It's Parker's idea, surprisingly. Well, surprisingly to someone who knows Parker well but not very well. The team is breaking up, at least partially (though the kids have a secret pool running about how much wedded bliss Nate and Sophie can stand before they're ready to get back into the fight). She's not ready to lose two people from her very small inner circle.
"We should do, like, a girls' night," she suggests out of the blue, over the comms while crawling through air ducts (she has some of her best ideas in air ducts, which makes sense, statistically speaking).
"Girls' night?" says Hardison from the van. "You and what girls?"
"Me and Sophie. But also you and Nate and Eliot."
"Tha-that's just hanging out Parker. It's not a girl's night if there are guys."
She shrugs (tries to shrug. There's not enough space in the air duct). "Whatever. We should do it. I miss Sophie. And Nate," she adds, belatedly.
"Me too."
"Me three," Eliot finally cuts in. He's been providing an ambient background of grunts and things smashing into other things for the past minute or so, but that kind of thing is surprisingly easy to ignore after a while. "But can we do this AFTER THE CON???" They grudgingly decide to put a pin in it while Eliot runs his hand through his hair in annoyance. Honestly.
When they call the "Call us if you need us but please try very hard not to need us," number, they get Sophie, which is good. She'll be easier to convince and if they convince her, they've got Nate too. Parker explains her idea and Sophie is very into it: Group activity, once a month, full team.

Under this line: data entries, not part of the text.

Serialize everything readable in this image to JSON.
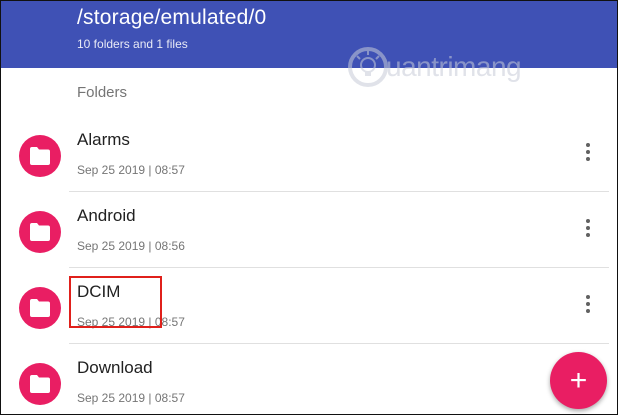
{
  "header": {
    "path": "/storage/emulated/0",
    "summary": "10 folders and 1 files",
    "color": "#3f51b5"
  },
  "watermark": {
    "text": "uantrimang",
    "icon": "lightbulb-logo-icon"
  },
  "section": {
    "title": "Folders"
  },
  "folders": [
    {
      "name": "Alarms",
      "date": "Sep 25 2019 | 08:57",
      "icon": "folder-icon",
      "menu_icon": "more-vert-icon"
    },
    {
      "name": "Android",
      "date": "Sep 25 2019 | 08:56",
      "icon": "folder-icon",
      "menu_icon": "more-vert-icon"
    },
    {
      "name": "DCIM",
      "date": "Sep 25 2019 | 08:57",
      "icon": "folder-icon",
      "menu_icon": "more-vert-icon"
    },
    {
      "name": "Download",
      "date": "Sep 25 2019 | 08:57",
      "icon": "folder-icon",
      "menu_icon": "more-vert-icon"
    }
  ],
  "fab": {
    "icon": "plus-icon",
    "glyph": "+",
    "color": "#e91e63"
  },
  "accent_color": "#e91e63",
  "highlight_color": "#e0201b"
}
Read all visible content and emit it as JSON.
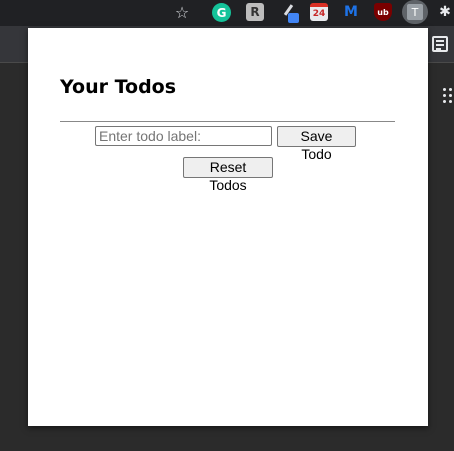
{
  "browser": {
    "toolbar_icons": [
      {
        "name": "bookmark-star-icon",
        "glyph": "☆"
      },
      {
        "name": "grammarly-extension-icon",
        "glyph": "G"
      },
      {
        "name": "extension-r-icon",
        "glyph": "R"
      },
      {
        "name": "extension-pen-icon",
        "glyph": ""
      },
      {
        "name": "extension-calendar-icon",
        "glyph": "24"
      },
      {
        "name": "malwarebytes-extension-icon",
        "glyph": "M"
      },
      {
        "name": "ublock-extension-icon",
        "glyph": "ub"
      },
      {
        "name": "todo-extension-icon",
        "glyph": "T"
      },
      {
        "name": "extensions-puzzle-icon",
        "glyph": "✱"
      }
    ]
  },
  "popup": {
    "title": "Your Todos",
    "input": {
      "placeholder": "Enter todo label:",
      "value": ""
    },
    "save_label": "Save Todo",
    "reset_label": "Reset Todos"
  },
  "colors": {
    "toolbar": "#202124",
    "background": "#2b2b2b",
    "popup": "#ffffff",
    "grammarly": "#15c39a",
    "button_bg": "#efefef"
  }
}
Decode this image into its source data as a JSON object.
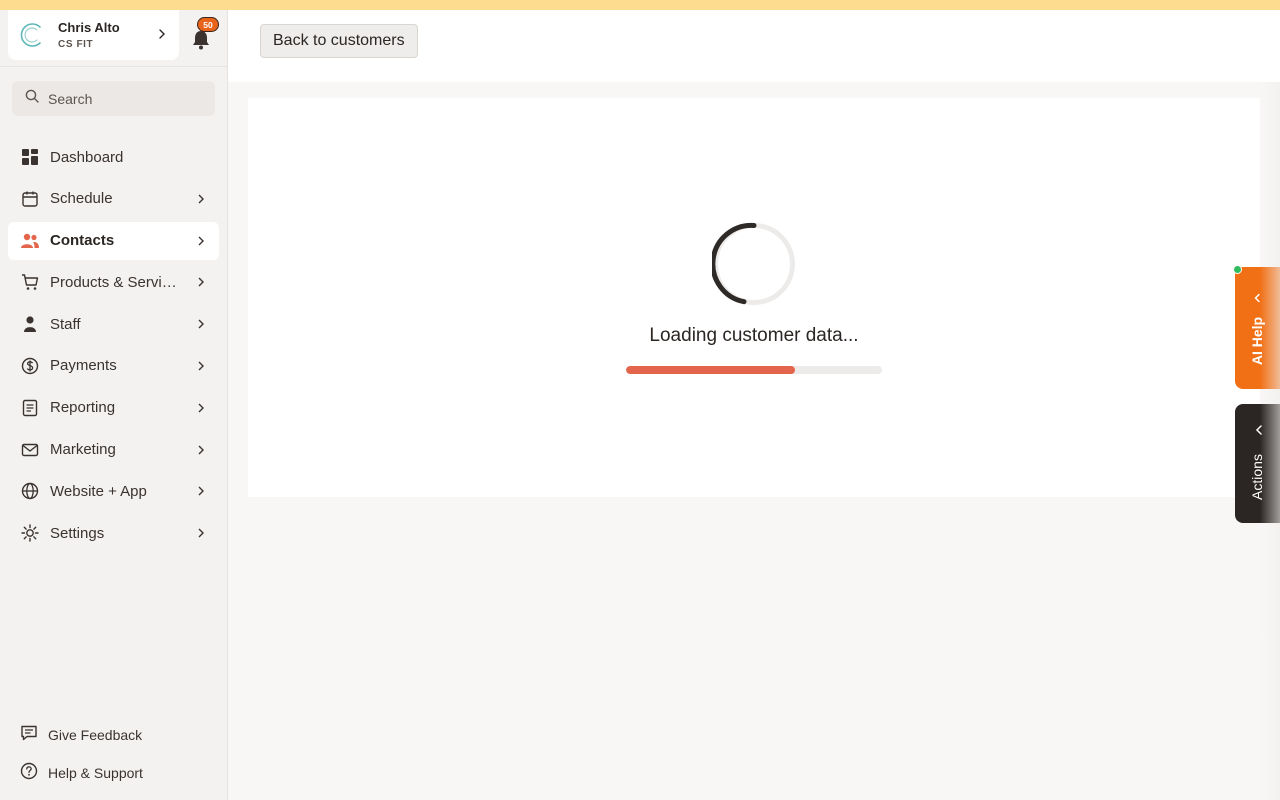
{
  "account": {
    "name": "Chris Alto",
    "org": "CS FIT"
  },
  "notifications": {
    "count": "50"
  },
  "search": {
    "placeholder": "Search"
  },
  "nav": {
    "items": [
      {
        "label": "Dashboard",
        "icon": "dashboard-icon"
      },
      {
        "label": "Schedule",
        "icon": "calendar-icon"
      },
      {
        "label": "Contacts",
        "icon": "contacts-icon"
      },
      {
        "label": "Products & Services",
        "icon": "cart-icon"
      },
      {
        "label": "Staff",
        "icon": "person-icon"
      },
      {
        "label": "Payments",
        "icon": "dollar-icon"
      },
      {
        "label": "Reporting",
        "icon": "report-icon"
      },
      {
        "label": "Marketing",
        "icon": "mail-icon"
      },
      {
        "label": "Website + App",
        "icon": "globe-icon"
      },
      {
        "label": "Settings",
        "icon": "gear-icon"
      }
    ],
    "active": "Contacts"
  },
  "footer": {
    "feedback": "Give Feedback",
    "help": "Help & Support"
  },
  "header": {
    "back_label": "Back to customers"
  },
  "loading": {
    "text": "Loading customer data...",
    "progress_percent": 66
  },
  "ai_tab": {
    "label": "AI Help"
  },
  "actions_tab": {
    "label": "Actions"
  },
  "colors": {
    "accent": "#e3654c",
    "ai_orange": "#f16f15",
    "banner": "#fddc8f",
    "status_green": "#2fbd5f"
  }
}
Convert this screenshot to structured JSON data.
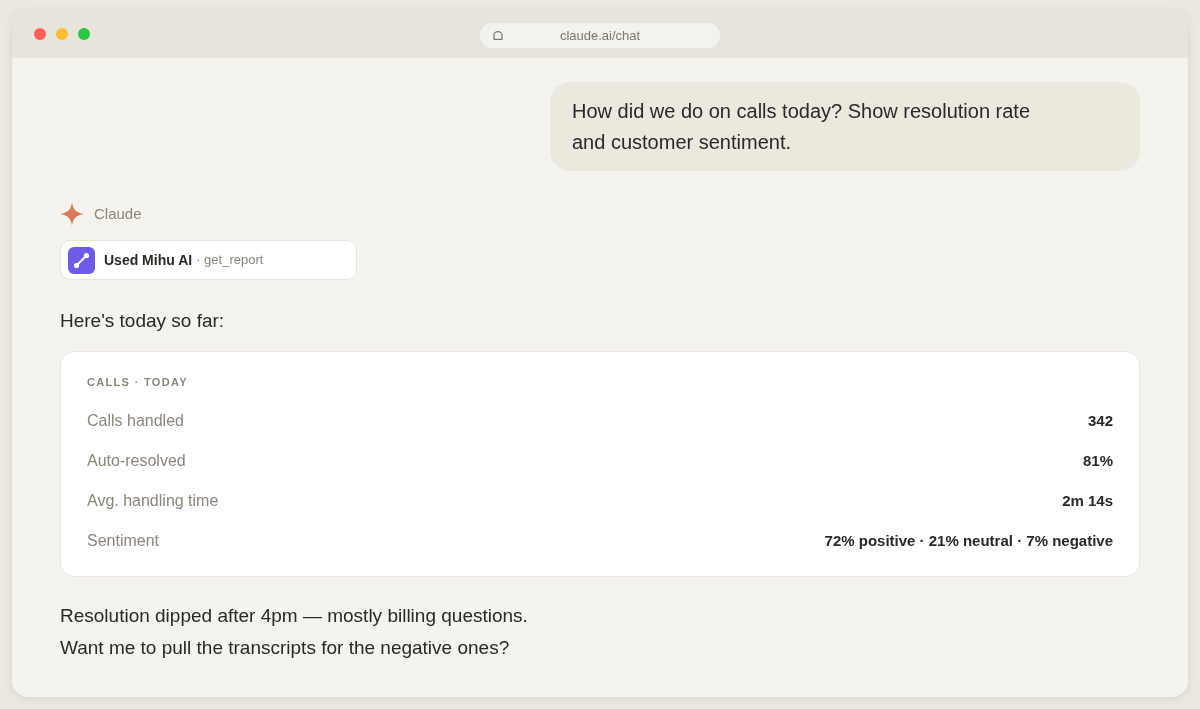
{
  "browser": {
    "url": "claude.ai/chat"
  },
  "user_message": "How did we do on calls today? Show resolution rate and customer sentiment.",
  "assistant": {
    "name": "Claude",
    "tool_call": {
      "label": "Used Mihu AI",
      "detail": "· get_report"
    },
    "intro": "Here's today so far:"
  },
  "card": {
    "title": "CALLS · TODAY",
    "rows": [
      {
        "label": "Calls handled",
        "value": "342"
      },
      {
        "label": "Auto-resolved",
        "value": "81%"
      },
      {
        "label": "Avg. handling time",
        "value": "2m 14s"
      },
      {
        "label": "Sentiment",
        "value": "72% positive · 21% neutral · 7% negative"
      }
    ]
  },
  "closing": [
    "Resolution dipped after 4pm — mostly billing questions.",
    "Want me to pull the transcripts for the negative ones?"
  ]
}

Sophie's in so they're in business. Hardison puts all of their names into a randomizer and Parker ends up with first pick.
"Greece!" she says, immediately.
"Excellent choice, Parker!" says Sophie, picturing the food and beaches and museums. And then she remembers who she's speaking to.
"Parker, what are we doing in Greece?"
They find out two weeks later and Hardison thinks that it's a good thing he loves Parker to death, because he's pretty sure she's going to get him killed.
BASE Jumping on Zakynhos Island.
"Oh, come on!" Hardison whines as he's tossed a parachute. Sophie is also not thrilled, but she seems to think that encouraging Parker's social skills is worth 5-ish seconds of sheer terror.
The jump order is Eliot, Sophie, Nate (who is choosing to be amused by this whole thing), Hardison, then Parker. Hardison and Parker are the last two on the cliff.
"Come on you big baby," she says. "You've jumped off of buildings before."
"Not for fun."
She touches his chest very deliberately. "Then don't do it for fun. Do it for me."
He shakes his head and steels his nerves. "Sophie's rubbing off on you and I don't like it."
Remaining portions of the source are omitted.